Simple pairwise visualizations for incomplete datasets

data visualization
ecology
An R code to visualize correlations using complete observations for each pairwise combination
Published

September 9, 2023

This is my first post. It is going to be an easy one.

It often happens that a species × trait matrix (or any data set really) is incomplete because of missing trait information (some species may have some traits, while others don’t). In my experience, this makes difficult to check pairwise correlations using common visualization tools in R. Here, I report an R code to plot pairwise correlation estimates retaining complete observations (with cor(..., use="pairwise.complete.obs")) for each pair in the lower-right panel and reporting the sample size in the upper-left panel.
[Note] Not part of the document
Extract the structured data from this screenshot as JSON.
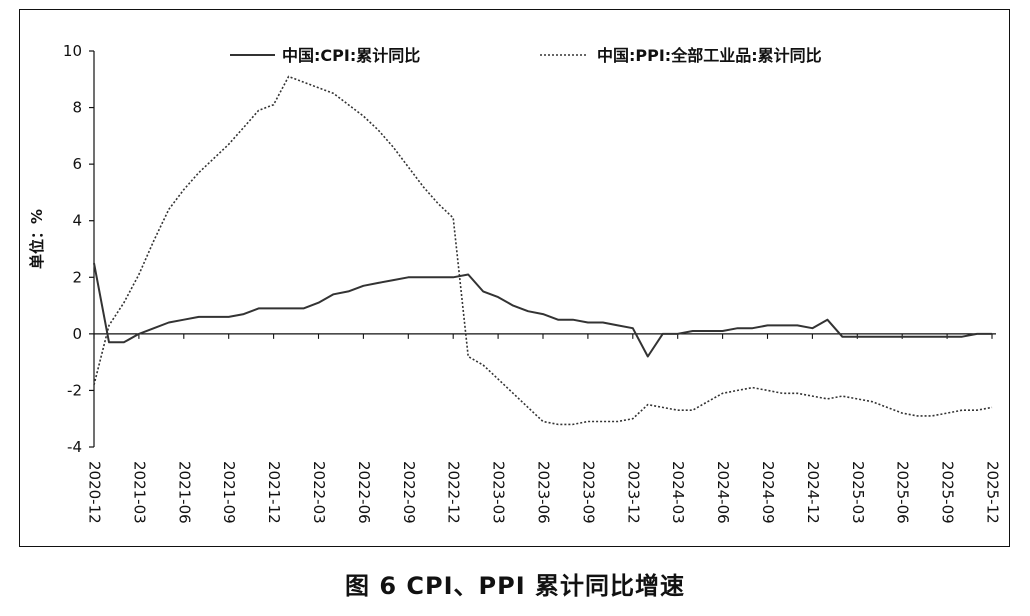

This way, one can always know how many species report trait data information for each pair and check their correlation value.

#Plot correlation matrix with gaps

#1. Accessory functions ####
getsamplesize <- function(vec_a, vec_b) {
  nrow(drop_na(data.frame(vec_a,vec_b)))
}
firstup <- function(x) {
  substr(x, 1, 1) <- toupper(substr(x, 1, 1))
  x
}
get_lower_tri<-function(cormat){
  cormat[upper.tri(cormat)] <- NA
  return(cormat)
}
get_upper_tri <- function(cormat){
  cormat[lower.tri(cormat)]<- NA
  return(cormat)
}

#2. load the function
#N.B. this function requires tidyverse, reshape2, and corrr packages

plot.inc.cor <- function(mat, round.label.digit=2, cor.method='pearson', size.label=4){
  
  corm <- cor(mat, method = cor.method, use="pairwise.complete.obs")
  
  pcorm <- cor(mat, method = cor.method, use="pairwise.complete.obs") %>%
    get_lower_tri %>%
    reshape2::melt()
  pcorm$value = ifelse(pcorm$Var1 == pcorm$Var2, NA, pcorm$value)
  psams <- corrr::colpair_map(mat, getsamplesize) %>%
    as.data.frame %>%
    tibble::column_to_rownames('term') %>%
    as.matrix %>%
    get_upper_tri %>%
    reshape2::melt() %>%
    setNames(names(pcorm)) 
  
  pcorm$value = round(pcorm$value, round.label.digit)
  # Format the numeric values with two decimal places
  pcorm$formatted_value <- sprintf(paste0('%.',round.label.digit,'f'), pcorm$value)
  pcorm$formatted_value <- ifelse(pcorm$formatted_value=='NA',NA,pcorm$formatted_value)
  
  p <- ggplot() + 
    geom_tile(data = pcorm, aes(x=Var1, y=Var2, fill=value), color='grey80')+
    geom_text(data = psams, aes(x=Var1, y=Var2, label = value, alpha=log(value)), color = "black", size = size.label) +
    geom_text(data = pcorm, aes(x=Var1, y=Var2, label = formatted_value), color = "black", size = size.label) +
    scale_fill_gradient2(low = "#4A6FE3", mid = "white", high = "#D33F6A", 
                         midpoint = 0, limit = c(-1,1), space = "Lab", 
                         na.value = 'white',
                         name=paste0(firstup(cor.method),'\ncorrelation')) +
    theme_classic() +
    guides(alpha='none')+
    theme(axis.text.x = element_text(angle = 45, vjust = 1, hjust = 1, color='black'),
          axis.text.y = element_text(color='black'),
          axis.title = element_blank(),
          axis.line = element_blank(),
          panel.background = element_rect(fill = "white",
                                          colour = "white")) +
    coord_fixed() +
    geom_abline(slope = 1, intercept = 0, color='grey80') 
  return(p)
}

Simulate some data and visualize the output with the plot.inc.cor function:

set.seed(9)

library(tidyverse); library(reshape2); library(corrr)

# Number of rows and columns in the dataframe
num_species <- 100
num_traits <- 7

# Generate random data with NAs
dmatrix <- matrix(runif(num_species * num_traits), nrow = num_species)

# Randomly replace 25% of values with NA
dmatrix[sample(length(dmatrix), length(dmatrix)*0.25)] <- NA

# Convert the matrix to a dataframe
dmatrix <- as.data.frame(dmatrix)
names(dmatrix) = paste0('Trait',1:ncol(dmatrix))

plot.inc.cor(dmatrix, cor.method='pearson', round.label.digit=2, size.label=3)

Example of output obtained, using default options. Upper left panel displays the number of observations without NAs (complete cases) for each pair; bottom right panel shows their correlation coefficient (default is ‘pearson’).